### Recursive structures

A sentence is made of phrases, which in turn are made of words, just as matter is made molecules, which are in turn made of atoms. Just as atoms are of different types (elements), words are of different types (parts of speech).

But there is a crucial difference. A typical sentence consists of a *verb phrase* and a *noun phrase*. These may be single words - verbs or nouns, but can also be built from words and phrases, including verb phrases and noun phrases. Thus phrases are **recursive** - they can be built from other phrases of the same type. This gives language a richness that is absent in **hierarchical** structures such as matter, where each level is built from simpler structures.

It is this richness of language that makes it a natural model for logic, and much of formal logic was traditionally modeled on language. We see this briefly in the case of first order logic, before turning to an overview of how and why to go beyond this.

### First order logic

First-order logic is based on a language with words being *variables*, *constants*, *functions*, *relations* (predicates), *quantifiers*, *logical operations*. There are two types of phrases - **terms** and **formulas**, which are built out of these words. Terms can be single words - constants or variables, or can be built by applying a function to the appropriate number of terms; formulas can be built from terms. This is very similar to a formal grammar for a language.

Traditional foundations of mathematics are based on *first order logic* giving the grammar - i.e., rules for constructing terms, formulas, proofs etc., with the vocabulary of *set theory*. This has proved sufficient to work consistently. Yet there are serious limitations.

We can build functions by applying functions to terms, but not to other functions (functions are not terms). This means that we cannot naturally express functions of functions, such as the norm of a linear transformation. A naive approach will be to simply treat functions as terms, and allow expressions like $f(f)$, but this leads to paradoxes.

In set theory the approach taken is to use indirect descriptions - functions as relations, which are sets of pairs.

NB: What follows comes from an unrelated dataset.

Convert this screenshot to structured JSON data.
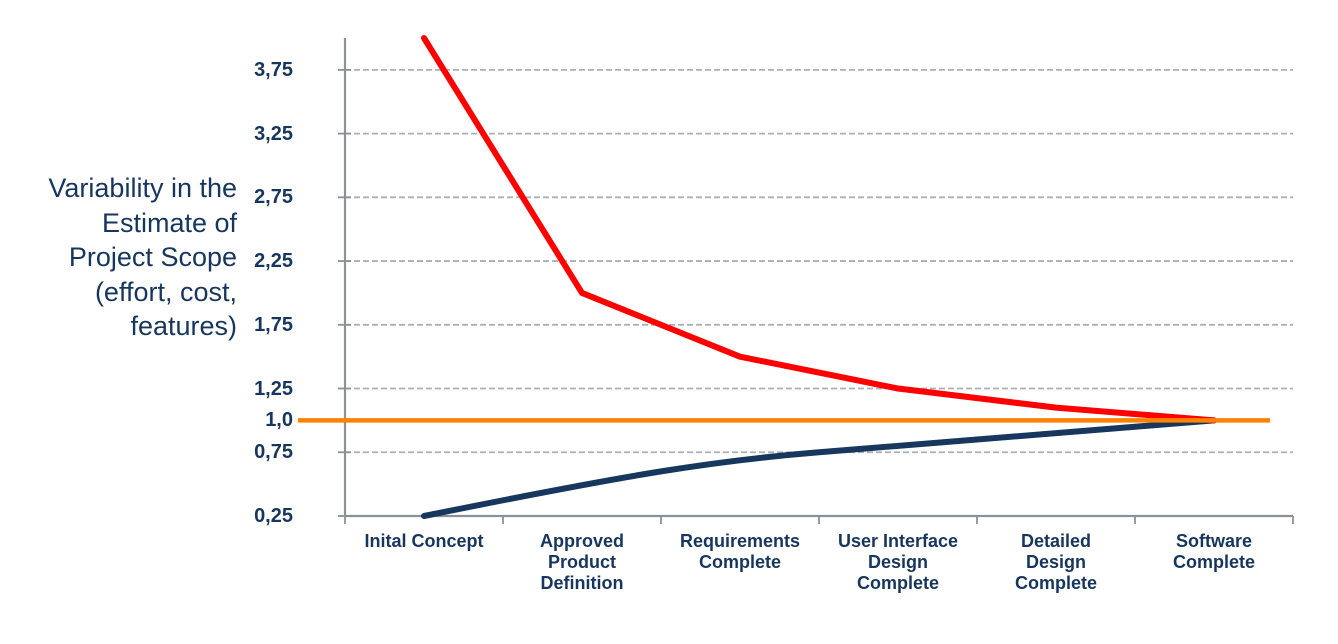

This is fine in terms of issues like paradoxes and consistency, but results in formalizations of actual mathematics being absurdly verbose and bearing hardly any resemblance to real mathematics.

### Type theory

While terms in first-order logic, like phrases in a language, can be built recursively, the *types* of words, like the part of speech, are a fixed finite set - variables, constants, functions, quantifiers etc. In particular there is no type representing functions from a given type to another given type. In *type theory*, we allow not only terms but their types to be recursively generated, with rules telling us how to construct both terms and types, and how to determine the type of a term.

There are many flavours of type theory. It was discovered by Curry and Howard that *dependent type theory* contains not only set theory but the usual rules of reasoning, making for very efficient and elegant foundations. We shall study a flavour of dependent type theory due to Per Martin-Löf, which turns out to have remarkable connections to topology.